Key Experimental Results

LLaVA-1.5-7B (retaining 64 tokens from 576, ↓88.9%):

Method Avg. Accuracy (Relative %)
Vanilla (576 tokens) 100%
FastV 77.5%
SparseVLM 84.6%
PDrop 86.1%
VisionZip 94.4%
FlowCut 96.0% (+1.6%)

LLaVA-NeXT-7B (retaining 32 tokens from 2880, ↓94.4%): FlowCut 91.9% vs. VisionZip 87.6% (+4.3%)

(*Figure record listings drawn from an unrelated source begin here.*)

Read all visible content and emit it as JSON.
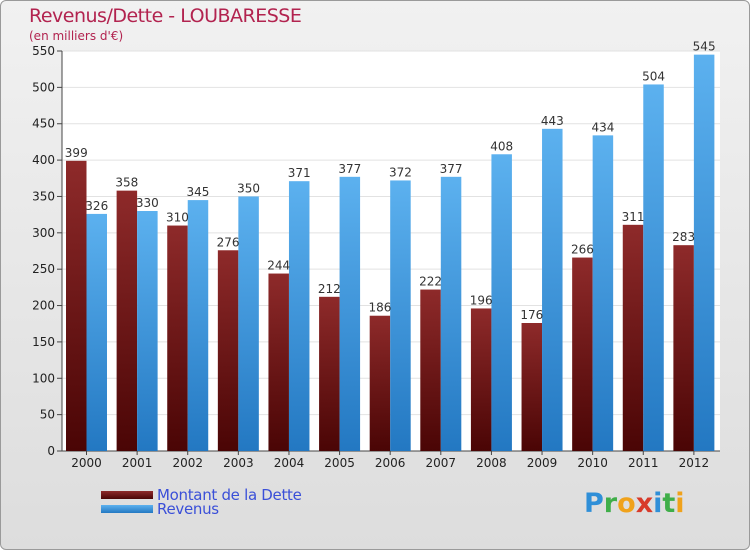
{
  "title": "Revenus/Dette - LOUBARESSE",
  "subtitle": "(en milliers d'€)",
  "chart_data": {
    "type": "bar",
    "categories": [
      "2000",
      "2001",
      "2002",
      "2003",
      "2004",
      "2005",
      "2006",
      "2007",
      "2008",
      "2009",
      "2010",
      "2011",
      "2012"
    ],
    "series": [
      {
        "name": "Montant de la Dette",
        "values": [
          399,
          358,
          310,
          276,
          244,
          212,
          186,
          222,
          196,
          176,
          266,
          311,
          283
        ],
        "color": "#7a1a1a"
      },
      {
        "name": "Revenus",
        "values": [
          326,
          330,
          345,
          350,
          371,
          377,
          372,
          377,
          408,
          443,
          434,
          504,
          545
        ],
        "color": "#4aa3e8"
      }
    ],
    "ylim": [
      0,
      550
    ],
    "yticks": [
      0,
      50,
      100,
      150,
      200,
      250,
      300,
      350,
      400,
      450,
      500,
      550
    ],
    "grid": true,
    "legend": "bottom-left"
  },
  "legend": {
    "debt_label": "Montant de la Dette",
    "revenue_label": "Revenus"
  },
  "logo": {
    "text": "Proxiti",
    "letters": [
      {
        "ch": "P",
        "color": "#2f8fd8"
      },
      {
        "ch": "r",
        "color": "#3fae49"
      },
      {
        "ch": "o",
        "color": "#f0a21b"
      },
      {
        "ch": "x",
        "color": "#d83a2a"
      },
      {
        "ch": "i",
        "color": "#2f8fd8"
      },
      {
        "ch": "t",
        "color": "#3fae49"
      },
      {
        "ch": "i",
        "color": "#f0a21b"
      }
    ]
  }
}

  • Retaining 192 tokens (↓66.7%): FlowCut achieves 100.2%—performance even exceeds the original model.
  • 3.2× speedup in the prefilling stage.
  • Generalization demonstrated on InternVL2 and Qwen2-VL.

Ablation Study Highlights

  • Multi-criteria vs. single-criterion: Multi-criteria scoring substantially outperforms attention-only scoring.
  • Cumulative vs. single-layer: Cumulative importance tracking improves performance by 2–3%.
  • Adaptive vs. fixed ratio: Adaptive pruning outperforms a fixed ratio by 1–2%.
  • Contribution of each criterion: Attention strength is the foundation; information density and semantic relevance each contribute approximately 0.5–1%.

Highlights & Insights

  • Theory-driven: Starting from the fundamental perspective of information flow, the three insights form a coherent progression; the analysis leads naturally to each design decision.
  • 96% retained at 64 tokens: Maintaining 96% relative performance with an 88.9% token reduction rate substantially outperforms all competing methods at the same compression level.
  • Possibility of exceeding the original model: 100.2% at 192 tokens—post-pruning performance marginally surpasses the original, suggesting redundant tokens may be actively harmful.
  • CLS as information relay: This finding has independent academic value for understanding ViT's internal mechanisms.

Limitations & Future Work

  • Information flow analysis is validated only on ViT-based visual encoders; other architectures (e.g., SigLIP without CLS) have not been verified and require global average token substitution.
  • Multi-criteria weights (0.5/0.5) are manually set; learnable adaptive weights are a natural extension.
  • Not yet combined with dimension-level compression methods such as KV-Latent.
  • A 3.2× prefilling speedup is reported, but decoding-stage speedup (and KV cache size reduction) is not reported.
  • Evaluation focuses primarily on understanding tasks; the degree of impact on generation tasks (e.g., image captioning) is not sufficiently tested.
  • vs. FastV: FastV performs one-shot pruning using layer-2 attention scores; FlowCut's cross-layer accumulation and multi-criteria scoring yield large gains.
  • vs. VisionZip: VisionZip is a strong baseline but uses only attention with a small fixed retention budget; FlowCut's adaptive multi-criteria approach is comprehensively superior.
  • vs. mPLUG-DocOwl2 (cross-attention compression): DocOwl2 requires additional compression modules and training; FlowCut requires no training whatsoever.
  • The information flow analysis framework can be generalized to token-level analysis in LLMs—similar attention concentration and redundancy emergence phenomena may exist in text tokens.
  • The layer-adaptive pruning ratio is complementary to TrimLLM (layer-level compression)—FlowCut prunes tokens within layers, while TrimLLM removes entire layers.
  • The "CLS as information relay" finding may be applicable to KV-Latent—the CLS token's KV representations could be maintained at higher dimensionality after dimensional down-sampling.

Rating

  • Novelty: ⭐⭐⭐⭐⭐ The information flow perspective and three derived insights are important theoretical contributions to the field.
  • Experimental Thoroughness: ⭐⭐⭐⭐⭐ Four VLM architectures, 12 benchmarks, and detailed ablations.
  • Writing Quality: ⭐⭐⭐⭐⭐ Information flow visualizations in Figures 2–4 are exceptionally elegant and intuitive.
  • Value: ⭐⭐⭐⭐⭐ State-of-the-art in VLM token pruning with both strong theoretical grounding and practical applicability.